Die Kontroverse über die Verwendung der Gewinne der Nationalbank hielt im Berichtsjahr an. Der Nationalrat behandelte drei 1982 eingereichte Motionen, die alle auf eine teilweise Heranziehung dieser Gewinne als Finanzquelle des Bundes abzielten. Auf Antrag der Landesregierung überwies die grosse Kammer die Vorstösse lediglich in :Form von Postulaten [7]. Die Nationalbank erzielte 1983 einen Ertragsüberschuss von über 2 Mia Fr. Sie verwendete ihn in erster Linie zur Erhöhung der Rückstellungen, insbesondere derjenigen für Währungsrisiken [8].
 
[1] Zur Konjunkturlage siehe oben, Teil I, 4a. Zu den Grundzügen der Geldpolitik der Nationalbank siehe SNB, Geschäftsbericht, 76/1983, S. 10 und 25 ff.; NZZ, 28.5.83; SAZ, 23, 9.6.83 (F. Leutwiler); vgl. Suisse, 17.2.83; 9.6.83. Vgl. auch Vat., 3.3.83 und Bund, 11.5.83 sowie Chr. Hirszowicz, Schweizerische Bankpolitik, Bern 1983, Teil 3.

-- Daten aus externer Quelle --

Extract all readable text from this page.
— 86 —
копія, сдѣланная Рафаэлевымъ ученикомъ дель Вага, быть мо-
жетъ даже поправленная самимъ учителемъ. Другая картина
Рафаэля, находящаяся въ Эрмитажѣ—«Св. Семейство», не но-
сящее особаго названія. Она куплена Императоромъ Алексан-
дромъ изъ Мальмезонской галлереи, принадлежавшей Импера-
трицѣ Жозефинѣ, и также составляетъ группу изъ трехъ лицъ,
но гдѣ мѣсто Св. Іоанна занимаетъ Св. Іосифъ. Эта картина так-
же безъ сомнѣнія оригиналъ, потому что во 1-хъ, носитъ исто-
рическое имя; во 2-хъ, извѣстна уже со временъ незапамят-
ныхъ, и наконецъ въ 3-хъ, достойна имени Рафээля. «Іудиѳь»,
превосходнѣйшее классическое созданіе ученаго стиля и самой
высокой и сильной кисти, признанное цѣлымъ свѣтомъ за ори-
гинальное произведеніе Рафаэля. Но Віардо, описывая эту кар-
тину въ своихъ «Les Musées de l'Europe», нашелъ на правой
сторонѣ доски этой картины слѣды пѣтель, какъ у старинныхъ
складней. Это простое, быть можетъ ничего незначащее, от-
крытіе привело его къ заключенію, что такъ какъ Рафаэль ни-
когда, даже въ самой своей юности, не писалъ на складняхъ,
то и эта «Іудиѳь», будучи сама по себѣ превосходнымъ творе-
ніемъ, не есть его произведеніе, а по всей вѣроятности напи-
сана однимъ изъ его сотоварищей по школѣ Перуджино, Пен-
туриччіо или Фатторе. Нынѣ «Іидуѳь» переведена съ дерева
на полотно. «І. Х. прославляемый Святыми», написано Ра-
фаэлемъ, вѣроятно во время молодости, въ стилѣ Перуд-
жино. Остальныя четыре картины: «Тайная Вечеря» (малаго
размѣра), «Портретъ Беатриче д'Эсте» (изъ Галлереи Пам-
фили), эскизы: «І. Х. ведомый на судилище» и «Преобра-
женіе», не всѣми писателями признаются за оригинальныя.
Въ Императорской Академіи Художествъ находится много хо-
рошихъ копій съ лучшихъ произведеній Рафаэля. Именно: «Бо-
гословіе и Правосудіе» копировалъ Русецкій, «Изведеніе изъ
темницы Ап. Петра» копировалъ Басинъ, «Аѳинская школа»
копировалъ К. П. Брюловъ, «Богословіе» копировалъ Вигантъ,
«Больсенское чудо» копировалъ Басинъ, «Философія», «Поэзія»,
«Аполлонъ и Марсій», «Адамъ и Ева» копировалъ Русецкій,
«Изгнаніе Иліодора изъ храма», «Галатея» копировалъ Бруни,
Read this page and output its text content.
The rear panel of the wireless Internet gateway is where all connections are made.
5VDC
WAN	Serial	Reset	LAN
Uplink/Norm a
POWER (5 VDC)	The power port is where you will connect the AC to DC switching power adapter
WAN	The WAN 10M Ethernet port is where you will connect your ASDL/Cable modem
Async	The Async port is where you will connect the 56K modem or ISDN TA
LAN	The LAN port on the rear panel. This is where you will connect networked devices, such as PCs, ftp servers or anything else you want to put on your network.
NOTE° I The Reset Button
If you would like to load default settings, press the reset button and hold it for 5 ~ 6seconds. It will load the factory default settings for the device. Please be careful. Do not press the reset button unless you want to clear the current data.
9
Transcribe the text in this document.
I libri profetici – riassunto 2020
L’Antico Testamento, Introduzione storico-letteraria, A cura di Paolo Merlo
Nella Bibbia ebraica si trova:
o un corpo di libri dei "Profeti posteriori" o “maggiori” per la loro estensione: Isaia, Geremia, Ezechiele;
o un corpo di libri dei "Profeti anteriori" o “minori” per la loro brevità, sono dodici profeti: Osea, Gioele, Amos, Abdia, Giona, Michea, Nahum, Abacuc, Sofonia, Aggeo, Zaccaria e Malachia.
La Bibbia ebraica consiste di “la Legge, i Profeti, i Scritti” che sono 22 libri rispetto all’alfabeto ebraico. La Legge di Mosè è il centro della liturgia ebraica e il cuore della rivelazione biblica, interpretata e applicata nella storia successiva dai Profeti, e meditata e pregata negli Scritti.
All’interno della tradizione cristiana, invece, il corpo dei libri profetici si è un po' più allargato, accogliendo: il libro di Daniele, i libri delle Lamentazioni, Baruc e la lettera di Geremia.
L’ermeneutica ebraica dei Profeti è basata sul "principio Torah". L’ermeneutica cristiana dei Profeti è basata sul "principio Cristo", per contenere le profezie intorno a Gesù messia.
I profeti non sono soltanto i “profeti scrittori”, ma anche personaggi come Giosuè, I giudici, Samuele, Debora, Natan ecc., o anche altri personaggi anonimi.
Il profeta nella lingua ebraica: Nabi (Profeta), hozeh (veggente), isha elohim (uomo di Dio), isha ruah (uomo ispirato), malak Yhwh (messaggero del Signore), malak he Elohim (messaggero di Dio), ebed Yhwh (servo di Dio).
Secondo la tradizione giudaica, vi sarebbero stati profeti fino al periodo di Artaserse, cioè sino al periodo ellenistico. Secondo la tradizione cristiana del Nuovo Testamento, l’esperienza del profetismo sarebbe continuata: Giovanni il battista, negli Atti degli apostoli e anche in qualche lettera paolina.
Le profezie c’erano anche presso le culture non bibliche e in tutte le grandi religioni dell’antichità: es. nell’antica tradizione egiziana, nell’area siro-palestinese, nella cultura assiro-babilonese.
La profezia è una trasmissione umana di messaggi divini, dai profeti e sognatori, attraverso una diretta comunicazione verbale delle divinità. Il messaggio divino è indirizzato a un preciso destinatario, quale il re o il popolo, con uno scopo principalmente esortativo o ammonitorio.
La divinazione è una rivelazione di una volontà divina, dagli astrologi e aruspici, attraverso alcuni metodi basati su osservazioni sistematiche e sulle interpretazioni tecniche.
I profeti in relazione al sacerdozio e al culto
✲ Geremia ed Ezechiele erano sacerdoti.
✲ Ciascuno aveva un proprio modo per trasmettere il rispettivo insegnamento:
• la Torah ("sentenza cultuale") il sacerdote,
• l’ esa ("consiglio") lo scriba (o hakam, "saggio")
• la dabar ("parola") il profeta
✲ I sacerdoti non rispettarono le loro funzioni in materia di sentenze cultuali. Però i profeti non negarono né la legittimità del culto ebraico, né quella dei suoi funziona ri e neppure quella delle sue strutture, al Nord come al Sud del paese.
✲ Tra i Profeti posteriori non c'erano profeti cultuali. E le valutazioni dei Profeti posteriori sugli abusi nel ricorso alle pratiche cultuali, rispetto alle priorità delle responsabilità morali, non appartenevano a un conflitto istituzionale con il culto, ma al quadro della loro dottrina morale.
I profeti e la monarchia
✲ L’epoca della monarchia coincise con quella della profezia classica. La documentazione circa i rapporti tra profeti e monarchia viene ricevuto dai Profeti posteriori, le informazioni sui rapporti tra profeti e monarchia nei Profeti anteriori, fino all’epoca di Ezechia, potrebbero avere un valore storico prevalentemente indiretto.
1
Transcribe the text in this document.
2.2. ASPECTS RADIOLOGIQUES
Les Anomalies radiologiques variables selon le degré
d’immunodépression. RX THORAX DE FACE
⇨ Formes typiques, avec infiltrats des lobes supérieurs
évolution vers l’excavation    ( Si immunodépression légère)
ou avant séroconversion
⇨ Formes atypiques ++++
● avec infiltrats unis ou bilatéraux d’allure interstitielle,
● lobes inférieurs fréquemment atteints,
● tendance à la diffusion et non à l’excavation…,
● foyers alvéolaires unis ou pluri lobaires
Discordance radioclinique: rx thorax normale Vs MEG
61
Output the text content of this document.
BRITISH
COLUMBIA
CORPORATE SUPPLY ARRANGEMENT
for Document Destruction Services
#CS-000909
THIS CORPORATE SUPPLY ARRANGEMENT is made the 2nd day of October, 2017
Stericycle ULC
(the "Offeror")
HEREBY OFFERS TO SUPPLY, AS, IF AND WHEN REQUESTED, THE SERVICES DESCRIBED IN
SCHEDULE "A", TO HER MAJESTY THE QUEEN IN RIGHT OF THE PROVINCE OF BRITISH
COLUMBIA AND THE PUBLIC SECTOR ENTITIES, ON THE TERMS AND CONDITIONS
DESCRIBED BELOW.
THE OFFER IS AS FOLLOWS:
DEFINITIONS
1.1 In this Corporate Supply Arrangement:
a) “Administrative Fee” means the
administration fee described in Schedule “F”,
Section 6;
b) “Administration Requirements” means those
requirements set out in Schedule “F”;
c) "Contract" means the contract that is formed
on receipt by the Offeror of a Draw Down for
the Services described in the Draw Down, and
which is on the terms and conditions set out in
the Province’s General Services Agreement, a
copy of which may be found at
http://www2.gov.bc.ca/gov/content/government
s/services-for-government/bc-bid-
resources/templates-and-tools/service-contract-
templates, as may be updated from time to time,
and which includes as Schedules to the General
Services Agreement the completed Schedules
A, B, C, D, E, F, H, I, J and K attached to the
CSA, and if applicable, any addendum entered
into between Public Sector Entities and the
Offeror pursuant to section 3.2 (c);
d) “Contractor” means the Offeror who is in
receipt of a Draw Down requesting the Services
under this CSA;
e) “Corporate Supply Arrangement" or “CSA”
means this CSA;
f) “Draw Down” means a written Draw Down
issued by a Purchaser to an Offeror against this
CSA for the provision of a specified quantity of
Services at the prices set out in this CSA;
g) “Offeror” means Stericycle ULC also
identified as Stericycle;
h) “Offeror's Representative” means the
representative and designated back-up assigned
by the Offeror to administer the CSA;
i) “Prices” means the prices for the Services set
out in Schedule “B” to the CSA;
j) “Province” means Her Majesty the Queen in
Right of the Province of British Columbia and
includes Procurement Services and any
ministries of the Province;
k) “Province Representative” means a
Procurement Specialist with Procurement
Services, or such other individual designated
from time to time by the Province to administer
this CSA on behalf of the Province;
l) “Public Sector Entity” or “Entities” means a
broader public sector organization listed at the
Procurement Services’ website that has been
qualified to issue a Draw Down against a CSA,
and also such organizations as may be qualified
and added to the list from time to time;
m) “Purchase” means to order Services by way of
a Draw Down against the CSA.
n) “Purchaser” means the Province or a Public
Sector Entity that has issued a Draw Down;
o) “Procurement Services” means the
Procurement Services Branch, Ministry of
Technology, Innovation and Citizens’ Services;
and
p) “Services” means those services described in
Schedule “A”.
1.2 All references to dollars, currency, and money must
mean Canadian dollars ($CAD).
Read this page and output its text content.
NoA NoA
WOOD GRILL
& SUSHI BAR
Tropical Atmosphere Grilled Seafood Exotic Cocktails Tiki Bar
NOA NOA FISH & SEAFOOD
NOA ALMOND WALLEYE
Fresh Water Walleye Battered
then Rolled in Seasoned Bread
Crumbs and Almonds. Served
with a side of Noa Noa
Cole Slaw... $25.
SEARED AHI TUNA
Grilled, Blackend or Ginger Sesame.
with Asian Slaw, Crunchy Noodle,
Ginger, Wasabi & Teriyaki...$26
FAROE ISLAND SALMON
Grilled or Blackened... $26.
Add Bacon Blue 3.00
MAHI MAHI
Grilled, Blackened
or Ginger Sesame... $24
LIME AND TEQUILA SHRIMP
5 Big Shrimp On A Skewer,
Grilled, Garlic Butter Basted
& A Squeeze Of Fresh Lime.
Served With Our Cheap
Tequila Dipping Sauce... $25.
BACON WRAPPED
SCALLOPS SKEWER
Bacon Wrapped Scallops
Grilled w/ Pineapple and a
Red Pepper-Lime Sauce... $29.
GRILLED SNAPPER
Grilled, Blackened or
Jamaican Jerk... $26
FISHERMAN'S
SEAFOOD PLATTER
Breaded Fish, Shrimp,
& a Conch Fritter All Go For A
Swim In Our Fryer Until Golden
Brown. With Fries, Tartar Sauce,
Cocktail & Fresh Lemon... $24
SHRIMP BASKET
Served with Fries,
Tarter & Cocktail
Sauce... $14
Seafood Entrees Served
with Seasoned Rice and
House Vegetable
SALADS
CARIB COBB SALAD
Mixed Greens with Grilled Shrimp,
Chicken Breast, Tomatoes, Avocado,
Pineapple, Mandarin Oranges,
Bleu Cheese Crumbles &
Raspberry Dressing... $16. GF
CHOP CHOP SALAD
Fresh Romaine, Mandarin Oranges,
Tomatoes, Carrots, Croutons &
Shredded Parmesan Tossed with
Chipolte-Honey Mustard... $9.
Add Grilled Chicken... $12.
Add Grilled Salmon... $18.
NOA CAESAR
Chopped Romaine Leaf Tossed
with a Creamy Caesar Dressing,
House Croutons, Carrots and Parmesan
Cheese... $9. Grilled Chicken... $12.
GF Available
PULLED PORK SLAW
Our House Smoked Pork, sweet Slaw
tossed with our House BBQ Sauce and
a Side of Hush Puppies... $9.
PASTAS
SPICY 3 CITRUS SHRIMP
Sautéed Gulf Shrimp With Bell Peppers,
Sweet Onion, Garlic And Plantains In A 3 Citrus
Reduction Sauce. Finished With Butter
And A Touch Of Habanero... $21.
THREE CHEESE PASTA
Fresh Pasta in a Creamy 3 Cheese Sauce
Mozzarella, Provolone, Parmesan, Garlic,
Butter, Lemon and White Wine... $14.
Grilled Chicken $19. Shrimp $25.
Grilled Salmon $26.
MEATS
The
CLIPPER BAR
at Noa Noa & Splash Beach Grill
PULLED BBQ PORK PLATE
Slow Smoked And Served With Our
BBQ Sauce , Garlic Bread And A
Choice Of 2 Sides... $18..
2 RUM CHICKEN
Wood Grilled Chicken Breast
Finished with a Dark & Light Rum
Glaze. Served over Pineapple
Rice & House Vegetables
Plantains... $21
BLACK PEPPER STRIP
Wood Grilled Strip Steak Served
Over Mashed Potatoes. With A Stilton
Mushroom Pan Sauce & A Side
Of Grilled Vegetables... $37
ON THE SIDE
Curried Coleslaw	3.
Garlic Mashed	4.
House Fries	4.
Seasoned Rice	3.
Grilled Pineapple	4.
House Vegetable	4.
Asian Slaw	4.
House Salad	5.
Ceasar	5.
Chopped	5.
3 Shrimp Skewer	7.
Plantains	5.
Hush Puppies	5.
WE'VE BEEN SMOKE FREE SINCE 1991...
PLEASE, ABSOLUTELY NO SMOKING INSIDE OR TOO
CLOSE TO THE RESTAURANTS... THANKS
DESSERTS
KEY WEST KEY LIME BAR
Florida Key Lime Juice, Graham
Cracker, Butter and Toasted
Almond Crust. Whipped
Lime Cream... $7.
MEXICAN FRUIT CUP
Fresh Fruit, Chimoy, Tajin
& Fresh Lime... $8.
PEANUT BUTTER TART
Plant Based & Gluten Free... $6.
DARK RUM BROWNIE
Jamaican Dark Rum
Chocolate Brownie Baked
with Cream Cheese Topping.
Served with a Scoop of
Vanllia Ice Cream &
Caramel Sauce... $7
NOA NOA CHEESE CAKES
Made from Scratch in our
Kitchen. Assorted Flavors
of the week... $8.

[2] Die bereinigte Notenbankgeldmenge besteht aus dem Notenumlauf und den Giroguthaben bei der Nationalbank abzüglich der ultimobedingten Refinanzierungskredite. Vgl. SPJ, 1980, S. 61.
[3] SNB, Geschäftsbericht, 76/1983, S. 10 und 25 f.; SNB, Monatsbericht, Nr. 8, August 1983, S. 3. Vgl. Bund, 16.2.84.
[4] NZZ, 5.8.83; AT, 10.8.83; Bund, 10.8.83; 16.2.84; TA, 10.8.83; BaZ, 12.8.83.
[5] SNB, Geschäftsbericht, 76/1983, S. 26 f.
[6] SNB, Geschäftsbericht, S. 10; vgl. NZZ, 17.12.83 und TA, 17.12.83.
[7] Vorstösse der LdU-EVP-Fraktion, von H. Schmid (sp, SG) und von H.R. Feigenwinter (cvp, BL) (Amtl. Bull. NR, 1983, S. 988 ff.). Vgl. NZZ, 19.3.83; 3.6.83; Suisse, 23.4.83; TW, 23.4.83. Vgl. auch SPJ, 1982, S. 58 und 72 sowie unten, Teil I, 5 (Einnahmen).
[8] SNB, Geschäftsbericht, 76/1983, S. 58 f. Vgl. TW, 11.4.84.